Les premiers essais de cette culture dans nos régions ne remontent qu'à 1951

Au moment où va commencer la moisson du riz dans la Mitidja, M. Donin de Rosière, président du syndicat des riziculteurs du département d’Alger, nous communique un aperçu de la campagne rizicole 1953 qui permettra à nos lecteurs de juger de l’essor de cette culture, dont les essais dans nos régions remontent seulement à 1951.

Si à fin août retentit la cloche annonçant le commencement des vendanges, celle-ci, pourrait donner
aussi le signal de la moisson du riz Paddy.

Les belles taches vertes que d’avion on apercevait au sud de Coléa commencent à se brunir, indice de la maturité des grains et de la proche moisson.

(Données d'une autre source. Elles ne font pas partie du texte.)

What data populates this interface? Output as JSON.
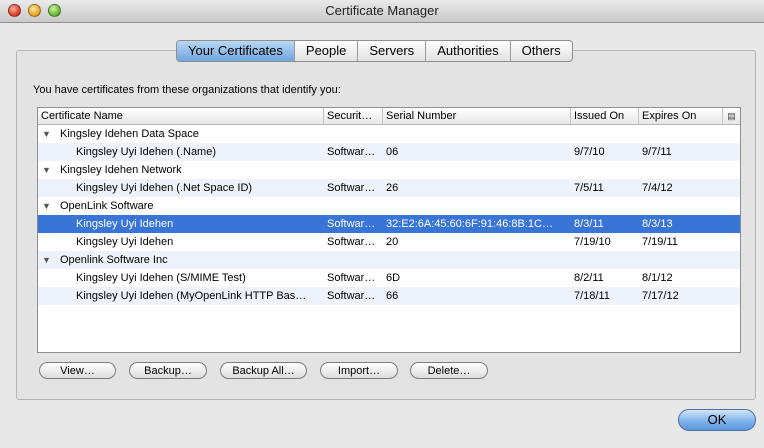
{
  "window": {
    "title": "Certificate Manager"
  },
  "tabs": [
    {
      "label": "Your Certificates"
    },
    {
      "label": "People"
    },
    {
      "label": "Servers"
    },
    {
      "label": "Authorities"
    },
    {
      "label": "Others"
    }
  ],
  "intro_text": "You have certificates from these organizations that identify you:",
  "columns": {
    "name": "Certificate Name",
    "security": "Securit…",
    "serial": "Serial Number",
    "issued": "Issued On",
    "expires": "Expires On",
    "picker_icon": "column-picker-icon"
  },
  "groups": [
    {
      "label": "Kingsley Idehen Data Space",
      "certs": [
        {
          "name": "Kingsley Uyi Idehen (.Name)",
          "security": "Softwar…",
          "serial": "06",
          "issued": "9/7/10",
          "expires": "9/7/11"
        }
      ]
    },
    {
      "label": "Kingsley Idehen Network",
      "certs": [
        {
          "name": "Kingsley Uyi Idehen (.Net Space ID)",
          "security": "Softwar…",
          "serial": "26",
          "issued": "7/5/11",
          "expires": "7/4/12"
        }
      ]
    },
    {
      "label": "OpenLink Software",
      "certs": [
        {
          "name": "Kingsley Uyi Idehen",
          "security": "Softwar…",
          "serial": "32:E2:6A:45:60:6F:91:46:8B:1C…",
          "issued": "8/3/11",
          "expires": "8/3/13",
          "selected": true
        },
        {
          "name": "Kingsley Uyi Idehen",
          "security": "Softwar…",
          "serial": "20",
          "issued": "7/19/10",
          "expires": "7/19/11"
        }
      ]
    },
    {
      "label": "Openlink Software Inc",
      "certs": [
        {
          "name": "Kingsley Uyi Idehen (S/MIME Test)",
          "security": "Softwar…",
          "serial": "6D",
          "issued": "8/2/11",
          "expires": "8/1/12"
        },
        {
          "name": "Kingsley Uyi Idehen (MyOpenLink HTTP Bas…",
          "security": "Softwar…",
          "serial": "66",
          "issued": "7/18/11",
          "expires": "7/17/12"
        }
      ]
    }
  ],
  "buttons": {
    "view": "View…",
    "backup": "Backup…",
    "backup_all": "Backup All…",
    "import": "Import…",
    "delete": "Delete…",
    "ok": "OK"
  },
  "colors": {
    "selection": "#3875d7",
    "active_tab": "#6fa6de"
  }
}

Les riziculteurs s’affairent déjà : recherche d’une moissonneuse-batteuse équipée pour le Paddy, surveillance constante des clos pour leur mise à sec au moment opportun, afin que la moissonneuse-batteuse puisse y pénétrer et y circuler sans dommage pour elle-même et la récolte, préparation de hangars où le Paddy sera déposé afin que les rayons solaires arrivant latéralement et le vent, s’ajoutant à une aération à la pelle, permettent d’obtenir un séchage aussi rapide et complet que possible, car le rizicu teur sait que le séchage à la ferme est le moins onéreux et lui évitera le coefficient de réfaction que ne manquera pas de lui appliquer l’usine de décorticage si le Paddy a un degré d’humidité supérieur à quatorze ; bétonnage hâtif du sol des hangars pour éviter les remontées d’humidité, etc...

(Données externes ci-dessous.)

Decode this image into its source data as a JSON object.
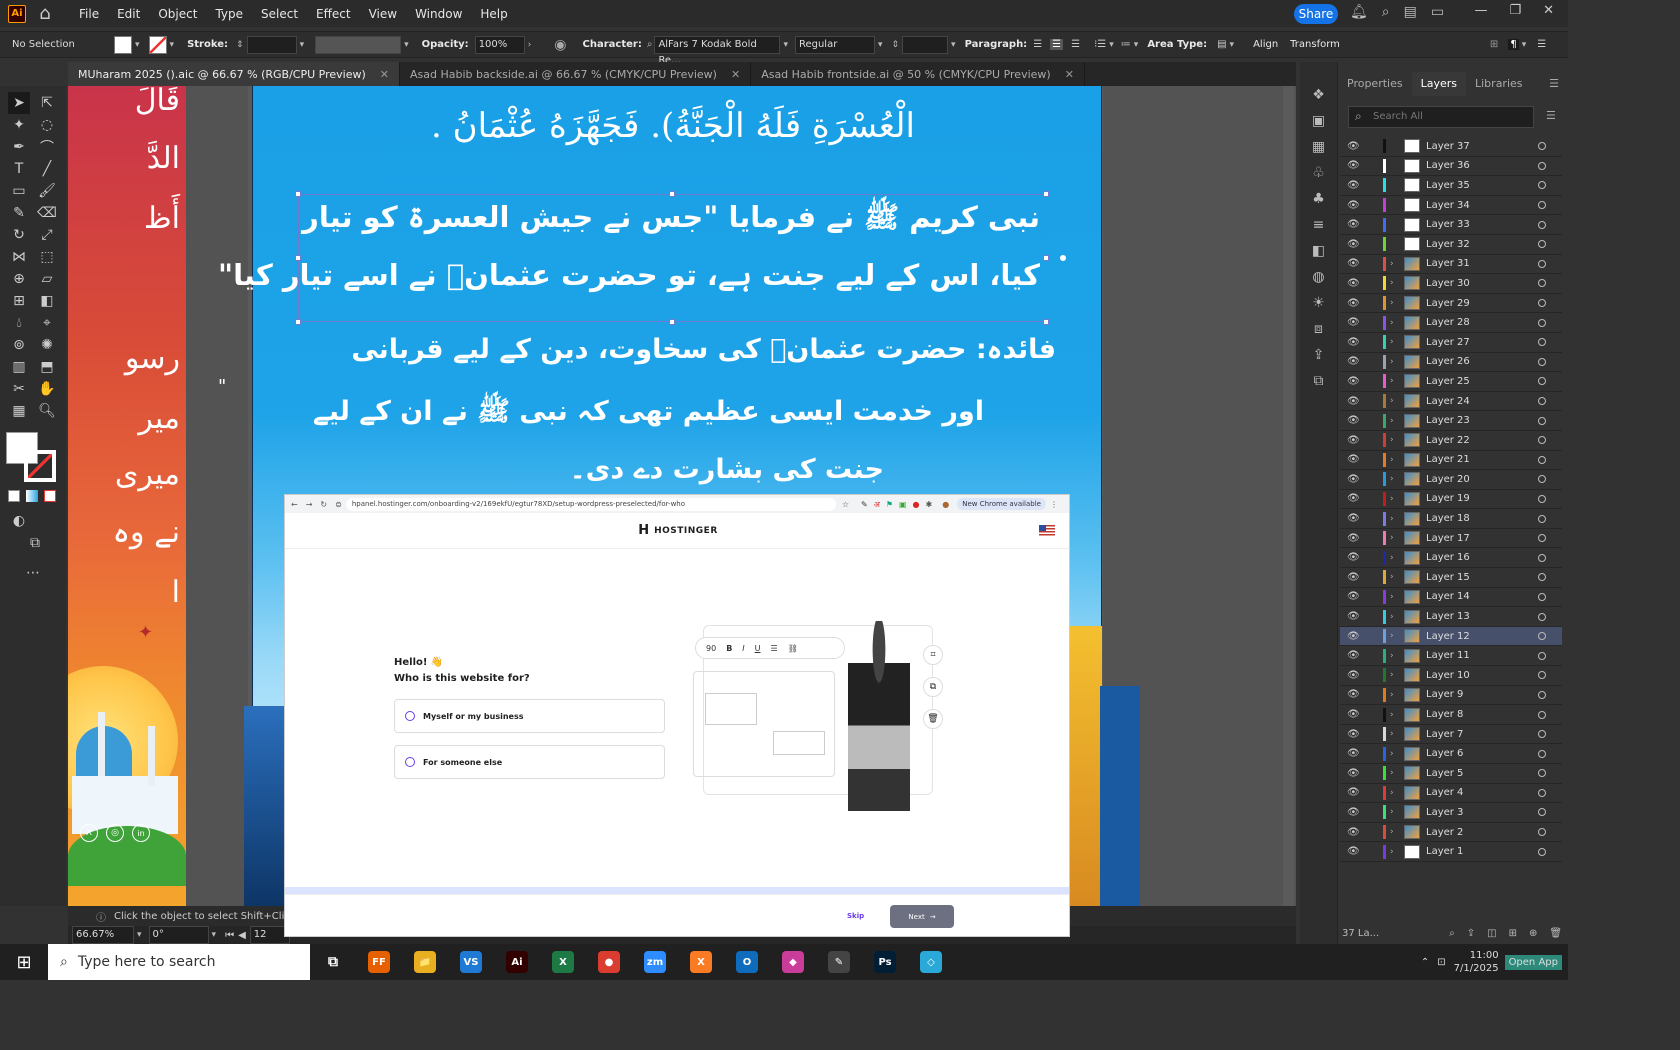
{
  "app": {
    "logo": "Ai"
  },
  "menu": [
    "File",
    "Edit",
    "Object",
    "Type",
    "Select",
    "Effect",
    "View",
    "Window",
    "Help"
  ],
  "share_label": "Share",
  "control_bar": {
    "selection": "No Selection",
    "stroke_label": "Stroke:",
    "opacity_label": "Opacity:",
    "opacity_value": "100%",
    "character_label": "Character:",
    "font_name": "AlFars 7 Kodak Bold Re...",
    "font_style": "Regular",
    "paragraph_label": "Paragraph:",
    "area_type_label": "Area Type:",
    "align_label": "Align",
    "transform_label": "Transform"
  },
  "tabs": [
    {
      "label": "MUharam 2025 ().aic @ 66.67 % (RGB/CPU Preview)"
    },
    {
      "label": "Asad Habib backside.ai @ 66.67 % (CMYK/CPU Preview)"
    },
    {
      "label": "Asad Habib frontside.ai @ 50 % (CMYK/CPU Preview)"
    }
  ],
  "artwork": {
    "arabic_top": "الْعُسْرَةِ فَلَهُ الْجَنَّةُ). فَجَهَّزَهُ عُثْمَانُ .",
    "urdu_sel_1": "نبی کریم ﷺ نے فرمایا \"جس نے جیش العسرۃ کو تیار",
    "urdu_sel_2": "کیا، اس کے لیے جنت ہے، تو حضرت عثمانؓ نے اسے تیار کیا\"",
    "urdu_3": "فائدہ: حضرت عثمانؓ کی سخاوت، دین کے لیے قربانی",
    "urdu_4": "اور خدمت ایسی عظیم تھی کہ نبی ﷺ نے ان کے لیے",
    "urdu_5": "جنت کی بشارت دے دی۔",
    "left_lines": [
      "قَالَ",
      "الدَّ",
      "أَظ",
      "رسو",
      "میر",
      "میری",
      "نے وہ",
      "ا"
    ],
    "quote_mark": "\""
  },
  "status": {
    "zoom": "66.67%",
    "rotation": "0°",
    "page": "12",
    "hint": "Click the object to select   Shift+Click to s"
  },
  "browser": {
    "url": "hpanel.hostinger.com/onboarding-v2/169ekfU/egtur78XD/setup-wordpress-preselected/for-who",
    "chrome_badge": "New Chrome available",
    "brand": "HOSTINGER",
    "hello": "Hello! 👋",
    "question": "Who is this website for?",
    "options": [
      "Myself or my business",
      "For someone else"
    ],
    "editor_size": "90",
    "skip": "Skip",
    "next": "Next"
  },
  "panel": {
    "tabs": [
      "Properties",
      "Layers",
      "Libraries"
    ],
    "search_placeholder": "Search All",
    "layers_count": "37 La...",
    "layers": [
      {
        "name": "Layer 37",
        "color": "#111111",
        "img": false,
        "chev": false
      },
      {
        "name": "Layer 36",
        "color": "#ffffff",
        "img": false,
        "chev": false
      },
      {
        "name": "Layer 35",
        "color": "#29e0e0",
        "img": false,
        "chev": false
      },
      {
        "name": "Layer 34",
        "color": "#c23fd6",
        "img": false,
        "chev": false
      },
      {
        "name": "Layer 33",
        "color": "#3f6cf0",
        "img": false,
        "chev": false
      },
      {
        "name": "Layer 32",
        "color": "#6fd43a",
        "img": false,
        "chev": false
      },
      {
        "name": "Layer 31",
        "color": "#e34b4b",
        "img": true,
        "chev": true
      },
      {
        "name": "Layer 30",
        "color": "#f0d830",
        "img": true,
        "chev": true
      },
      {
        "name": "Layer 29",
        "color": "#e0932f",
        "img": true,
        "chev": true
      },
      {
        "name": "Layer 28",
        "color": "#8b54e8",
        "img": true,
        "chev": true
      },
      {
        "name": "Layer 27",
        "color": "#30d4b0",
        "img": true,
        "chev": true
      },
      {
        "name": "Layer 26",
        "color": "#9aa3ad",
        "img": true,
        "chev": true
      },
      {
        "name": "Layer 25",
        "color": "#e85cc8",
        "img": true,
        "chev": true
      },
      {
        "name": "Layer 24",
        "color": "#a87a3a",
        "img": true,
        "chev": true
      },
      {
        "name": "Layer 23",
        "color": "#3aa86a",
        "img": true,
        "chev": true
      },
      {
        "name": "Layer 22",
        "color": "#d43a3a",
        "img": true,
        "chev": true
      },
      {
        "name": "Layer 21",
        "color": "#e07d2a",
        "img": true,
        "chev": true
      },
      {
        "name": "Layer 20",
        "color": "#2a9ae0",
        "img": true,
        "chev": true
      },
      {
        "name": "Layer 19",
        "color": "#c21c1c",
        "img": true,
        "chev": true
      },
      {
        "name": "Layer 18",
        "color": "#7a7ae8",
        "img": true,
        "chev": true
      },
      {
        "name": "Layer 17",
        "color": "#f07ab4",
        "img": true,
        "chev": true
      },
      {
        "name": "Layer 16",
        "color": "#1c2aa8",
        "img": true,
        "chev": true
      },
      {
        "name": "Layer 15",
        "color": "#e0a83a",
        "img": true,
        "chev": true
      },
      {
        "name": "Layer 14",
        "color": "#8a3ae0",
        "img": true,
        "chev": true
      },
      {
        "name": "Layer 13",
        "color": "#3ac8e0",
        "img": true,
        "chev": true
      },
      {
        "name": "Layer 12",
        "color": "#6fa0d8",
        "img": true,
        "chev": true,
        "selected": true
      },
      {
        "name": "Layer 11",
        "color": "#2ab07a",
        "img": true,
        "chev": true
      },
      {
        "name": "Layer 10",
        "color": "#1e7a2e",
        "img": true,
        "chev": true
      },
      {
        "name": "Layer 9",
        "color": "#e07a1c",
        "img": true,
        "chev": true
      },
      {
        "name": "Layer 8",
        "color": "#111111",
        "img": true,
        "chev": true
      },
      {
        "name": "Layer 7",
        "color": "#d8d8d8",
        "img": true,
        "chev": true
      },
      {
        "name": "Layer 6",
        "color": "#2a62e0",
        "img": true,
        "chev": true
      },
      {
        "name": "Layer 5",
        "color": "#3ae03a",
        "img": true,
        "chev": true
      },
      {
        "name": "Layer 4",
        "color": "#e03a3a",
        "img": true,
        "chev": true
      },
      {
        "name": "Layer 3",
        "color": "#3ae07a",
        "img": true,
        "chev": true
      },
      {
        "name": "Layer 2",
        "color": "#e0483a",
        "img": true,
        "chev": true
      },
      {
        "name": "Layer 1",
        "color": "#7a3ae0",
        "img": false,
        "chev": true
      }
    ]
  },
  "taskbar": {
    "search_placeholder": "Type here to search",
    "clock": "11:00",
    "date": "7/1/2025",
    "open_app": "Open App",
    "apps": [
      {
        "label": "FF",
        "color": "#e66000"
      },
      {
        "label": "📁",
        "color": "#e8b020"
      },
      {
        "label": "VS",
        "color": "#1e7ad4"
      },
      {
        "label": "Ai",
        "color": "#330000"
      },
      {
        "label": "X",
        "color": "#1d7a45"
      },
      {
        "label": "●",
        "color": "#db3c30"
      },
      {
        "label": "zm",
        "color": "#2d8cff"
      },
      {
        "label": "X",
        "color": "#fb7a24"
      },
      {
        "label": "O",
        "color": "#0f6cbd"
      },
      {
        "label": "◆",
        "color": "#c93c9a"
      },
      {
        "label": "✎",
        "color": "#444"
      },
      {
        "label": "Ps",
        "color": "#001e36"
      },
      {
        "label": "◇",
        "color": "#2aa8d8"
      }
    ]
  }
}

Si en 1951 et 1952 de timides essais de riziculture avaient été entrepris par quelques agriculteurs hardis, en 1953, la culture du riz s’inscrit dans la liste des possibilités agricoles de l’Algérie, d’ailleurs le bassin sud méditerranéen est, pendant la période estivale aux nombreuses et longues journées d’ensoleillement. particulièrement propice à la production abondante du riz, à condition toutefois de fournir aux rizières l’irrigation nécessaire.
Il semble donc opportun de donner un rapide aperçu sur cette campagne rizicole dans la région du Mazafran.

Dés le mois de mars, les riziculteurs entreprenaient la préparation des rizières : terrassements, nivellement, confection de diguettes pour délimiter les clos, aménagement de stations de pompages en rivière, forages de puits, ouverture et approfondissement de canaux d’irrigation, de canaux de colature, construction de chemins d’exploitation traversés de conduites assurant l’intercommunication des clos, mise en place de vannettes permettant de régler l’arrivée d’eau ; les diverses étapes de la campagne rizicole 1953 allaient alors se dérouler : mise en eau des clos, semailles, répandage des engrais, repiquage, désherbage des clos, faucardement des canaux, lutte contre les parasites de toute sorte : insectes, vers d’eau, rats et les plus acharnés... les oiseaux, lesquels peu avant la moisson, n’ayant plus de blé ou d’orge se jettent en vols épais sur les rizières, trouvant sur les arbres et taillis voisins des abris sûrs où ils peuvent digérer le Paddy et se reposer à leur aise.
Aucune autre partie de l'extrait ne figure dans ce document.